Ce site a pour objet de proposer une chronologie et une documentation détaillées relatives à la Guerre froide, période de fortes tensions géopolitiques durant la seconde moitié du xxe siècle, entre d'une part les États-Unis et leurs alliés constitutifs du bloc de l'Ouest et d'autre part l'Union des républiques socialistes soviétiques (URSS) et ses États satellites formant le bloc de l’Est.

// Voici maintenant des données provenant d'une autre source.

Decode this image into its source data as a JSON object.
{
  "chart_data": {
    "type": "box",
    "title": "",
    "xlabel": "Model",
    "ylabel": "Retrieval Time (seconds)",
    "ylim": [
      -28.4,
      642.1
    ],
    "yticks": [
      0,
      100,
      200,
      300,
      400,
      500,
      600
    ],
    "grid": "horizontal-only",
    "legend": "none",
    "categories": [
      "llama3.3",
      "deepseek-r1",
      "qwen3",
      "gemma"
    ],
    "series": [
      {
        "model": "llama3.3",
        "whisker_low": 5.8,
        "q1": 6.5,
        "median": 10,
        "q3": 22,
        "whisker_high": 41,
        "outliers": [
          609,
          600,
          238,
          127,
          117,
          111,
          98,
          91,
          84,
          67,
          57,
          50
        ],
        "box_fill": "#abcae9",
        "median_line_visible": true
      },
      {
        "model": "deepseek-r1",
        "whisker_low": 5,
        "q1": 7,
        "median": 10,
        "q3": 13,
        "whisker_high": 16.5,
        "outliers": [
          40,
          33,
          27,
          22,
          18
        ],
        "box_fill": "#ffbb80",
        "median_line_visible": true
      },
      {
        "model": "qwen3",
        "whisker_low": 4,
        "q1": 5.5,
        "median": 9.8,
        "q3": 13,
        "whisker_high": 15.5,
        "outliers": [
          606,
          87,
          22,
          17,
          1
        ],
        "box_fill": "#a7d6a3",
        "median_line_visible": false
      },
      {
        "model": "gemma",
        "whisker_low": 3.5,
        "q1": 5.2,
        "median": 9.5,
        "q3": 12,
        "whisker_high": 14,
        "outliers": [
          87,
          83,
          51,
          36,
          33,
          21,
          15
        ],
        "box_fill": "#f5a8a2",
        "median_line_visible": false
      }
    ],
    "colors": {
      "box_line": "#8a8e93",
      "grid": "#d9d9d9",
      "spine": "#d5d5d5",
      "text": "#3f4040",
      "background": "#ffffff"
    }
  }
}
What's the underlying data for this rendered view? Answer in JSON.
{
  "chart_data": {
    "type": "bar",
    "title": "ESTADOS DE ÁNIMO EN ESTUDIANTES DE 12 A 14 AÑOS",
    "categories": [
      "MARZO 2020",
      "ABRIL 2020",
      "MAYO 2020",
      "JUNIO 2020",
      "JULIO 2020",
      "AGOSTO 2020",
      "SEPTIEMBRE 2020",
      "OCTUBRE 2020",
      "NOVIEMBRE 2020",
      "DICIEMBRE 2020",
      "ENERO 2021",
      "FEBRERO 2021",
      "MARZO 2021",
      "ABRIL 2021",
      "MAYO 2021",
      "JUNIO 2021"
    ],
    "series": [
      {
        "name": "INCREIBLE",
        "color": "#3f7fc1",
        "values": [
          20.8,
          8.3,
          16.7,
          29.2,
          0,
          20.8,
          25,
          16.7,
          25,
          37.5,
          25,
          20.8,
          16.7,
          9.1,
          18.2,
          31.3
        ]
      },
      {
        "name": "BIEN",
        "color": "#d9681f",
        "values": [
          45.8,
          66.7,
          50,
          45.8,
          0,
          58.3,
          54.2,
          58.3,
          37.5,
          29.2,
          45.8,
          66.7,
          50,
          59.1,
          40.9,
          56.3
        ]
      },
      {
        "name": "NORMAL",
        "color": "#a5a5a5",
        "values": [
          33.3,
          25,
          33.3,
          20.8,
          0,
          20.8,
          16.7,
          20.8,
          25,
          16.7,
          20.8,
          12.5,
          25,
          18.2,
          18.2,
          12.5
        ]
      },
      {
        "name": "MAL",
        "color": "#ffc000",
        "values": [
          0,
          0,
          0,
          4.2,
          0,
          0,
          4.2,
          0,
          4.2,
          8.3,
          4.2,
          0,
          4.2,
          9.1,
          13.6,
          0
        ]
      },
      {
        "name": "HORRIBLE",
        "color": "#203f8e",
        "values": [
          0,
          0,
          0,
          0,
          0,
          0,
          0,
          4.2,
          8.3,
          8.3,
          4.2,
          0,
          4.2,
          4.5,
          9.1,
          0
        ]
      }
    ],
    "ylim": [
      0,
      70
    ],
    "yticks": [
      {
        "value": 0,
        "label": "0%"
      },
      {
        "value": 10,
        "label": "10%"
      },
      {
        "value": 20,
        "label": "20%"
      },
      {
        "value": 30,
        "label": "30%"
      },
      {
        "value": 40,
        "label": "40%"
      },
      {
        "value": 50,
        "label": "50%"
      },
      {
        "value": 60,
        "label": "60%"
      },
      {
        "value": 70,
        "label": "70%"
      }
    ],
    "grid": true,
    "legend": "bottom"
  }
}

Le site couvre principalement la période comprise entre les années 1947 et 1991 qui sont le plus couramment admises comme marquant le début et la fin de la Guerre froide. Celle-ci trouve toutefois son origine dans les relations entre les puissances alliées durant la Seconde Guerre mondiale et dans l'immédiat après-guerre. Aussi ce site documente-t-il en détail également les évènements qui, entre 1941 et 1946, façonnent le monde d'après-guerre et figent l'antagonisme entre les deux blocs. Symétriquement, le nouvel ordre mondial de l'après Guerre froide se met en place progressivement dans les premières années de la décennie 1990, ce qui conduit à documenter aussi les principaux évènements qui ont mis fin à la Guerre froide et instauré le monde du début du XXIe siècle.

Vous trouverez dans la page À propos des informations détaillées sur la nature et la structure des données disponibles sur ce site : chronologie d'évènements, dossiers par thème, documents source, livres et pays impliqués.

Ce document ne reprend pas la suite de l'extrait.